“Half a Man,” by Bill Glose

Bill Glose

Bill Glose

Reviewed by William Aarnes

For me at least, as someone who knows few people involved in the armed forces, one striking bit of news in Bill Glose’s Half a Man comes in the poem “Invisible.” The poem relates how, after a soldier dies in conflict, the spouse loses housing privileges.  We are all familiar with the ceremony in which the bereaved receives a flag.  But most of us know little about what happens next:

                        From this moment on

                        she is invisible, cast out

                        from the base housing

                        before her shadow

 

                        can creep across

                        neighbors’ lawns.

The banished family is replaced by a “new” one that is “greeted with smiles // and pies.”  There are perhaps purportedly reasonable justifications for such quick “erasures,” but the poem leaves us worried why we had not known about these evictions before reading the poem.  This poem, as the entire collection does, asks us to worry that our thinking about military matters is not fully informed.

Some of the poems in Half a Man are particular to Bill Glose’s experiences.  He was a paratrooper who served in the Iraq war. Because of his “poor vision,” becoming a paratrooper was as close as Glose “could come to being” like his father, who flew an F-4 during the Vietnam War. “Paratroopers,” he tells us, “are meant to fall.”  But readers will be familiar with many of the themes treated in the collection.  War is an ordeal where soldiers come across “empty / eye sockets, flies skittering / in and out of the nose,” where children may be endearing but still need to be patted down, where the landscape is “pockmarked with craters” and the roadside litter might explode.  These soldiers are trained “To turn a life / Into meat.”  They are resentful of the “brass” and suspicious of “fat politicians sheathed in Armani.”  They see each other as comrades, “war buddies,” brothers who “stand for one another.”  They pass their time vigilantly cleaning their weapons. They collect keepsakes from the debris and store mental snapshots of the more comforting moments.  They are used to hearing “antiseptic terms”—like “clear a room” or “collateral damage”—that do not “fool” anyone.  The soldiers are willing to agree that their mothers should perhaps be protected from the truth.  Their “not-quite-love” with girls back home can “die.”  For them, to return home from war is to be greeted by welcoming ceremonies, parades, and parties that remind them of ambushes.  Back home, they want to learn “How to Disappear.”
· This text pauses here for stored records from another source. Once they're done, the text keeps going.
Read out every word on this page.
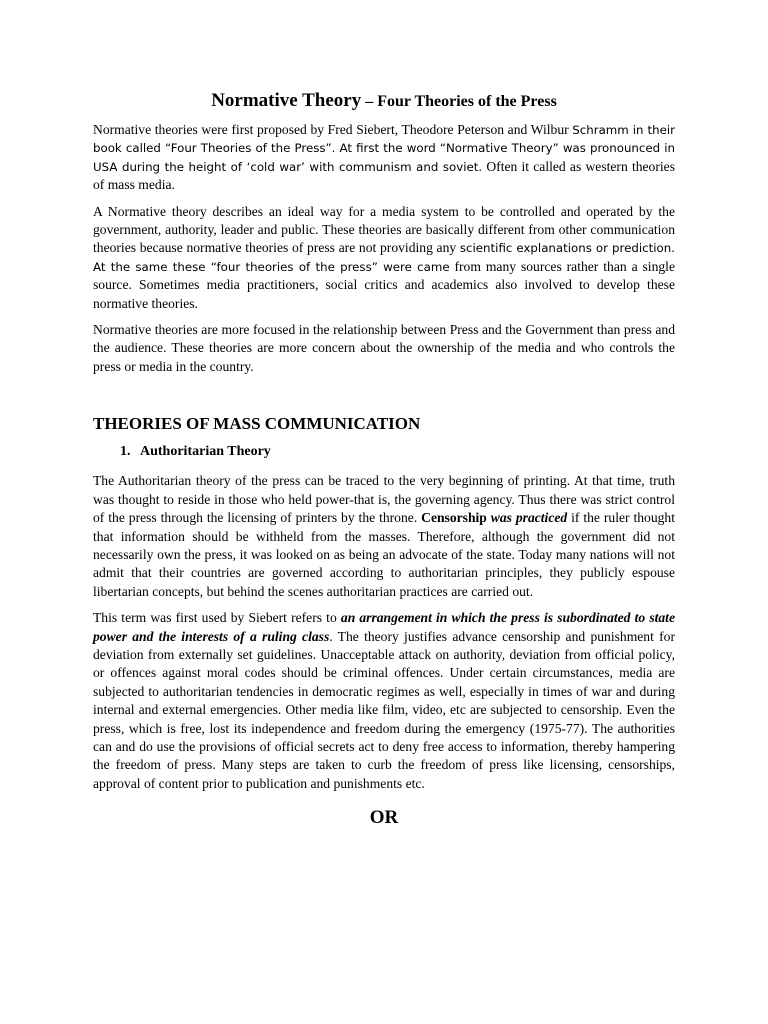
Normative Theory – Four Theories of the Press

Normative theories were first proposed by Fred Siebert, Theodore Peterson and Wilbur Schramm in their book called “Four Theories of the Press”. At first the word “Normative Theory” was pronounced in USA during the height of ‘cold war’ with communism and soviet. Often it called as western theories of mass media.

A Normative theory describes an ideal way for a media system to be controlled and operated by the government, authority, leader and public. These theories are basically different from other communication theories because normative theories of press are not providing any scientific explanations or prediction. At the same these “four theories of the press” were came from many sources rather than a single source. Sometimes media practitioners, social critics and academics also involved to develop these normative theories.

Normative theories are more focused in the relationship between Press and the Government than press and the audience. These theories are more concern about the ownership of the media and who controls the press or media in the country.

THEORIES OF MASS COMMUNICATION
1. Authoritarian Theory

The Authoritarian theory of the press can be traced to the very beginning of printing. At that time, truth was thought to reside in those who held power-that is, the governing agency. Thus there was strict control of the press through the licensing of printers by the throne. Censorship was practiced if the ruler thought that information should be withheld from the masses. Therefore, although the government did not necessarily own the press, it was looked on as being an advocate of the state. Today many nations will not admit that their countries are governed according to authoritarian principles, they publicly espouse libertarian concepts, but behind the scenes authoritarian practices are carried out.

This term was first used by Siebert refers to an arrangement in which the press is subordinated to state power and the interests of a ruling class. The theory justifies advance censorship and punishment for deviation from externally set guidelines. Unacceptable attack on authority, deviation from official policy, or offences against moral codes should be criminal offences. Under certain circumstances, media are subjected to authoritarian tendencies in democratic regimes as well, especially in times of war and during internal and external emergencies. Other media like film, video, etc are subjected to censorship. Even the press, which is free, lost its independence and freedom during the emergency (1975-77). The authorities can and do use the provisions of official secrets act to deny free access to information, thereby hampering the freedom of press. Many steps are taken to curb the freedom of press like licensing, censorships, approval of content prior to publication and punishments etc.

OR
Certainly, one conclusion to draw from all these familiar claims is that soldiers and veterans deserve appreciation for all that they “have seen.  And done.”  But this collection is less an appeal for such appreciation than it is a testimony that asks readers to understand why soldiers, on returning home, might want to disappear.  The poems in this collection worry about how a soldier is turned into a “foreign version” of the person his families and friends know.  After being allowed “No time / for reflection” while at war, being taught “To keep /  [his] mouth shut,” and having learned to “Bury thoughts,” Glose seems to write these poems to record accurately some of what happened while conveying the events themselves as part of a seemingly inevitable, demoralizing mistake:

                                    Legs scamper,

                        Tiny mouths throw shrieks at us.

 

                        I want to rain comfort

                        Upon them like candy from

                        A parade float, want them

                        to stop and wave.  But

                        I never lower my weapon.

Half a Man consists of accessible, at times telling poems that “massage” the “knotted knowledge” of a service man who feels estranged from the person his unthinking country has asked him to become.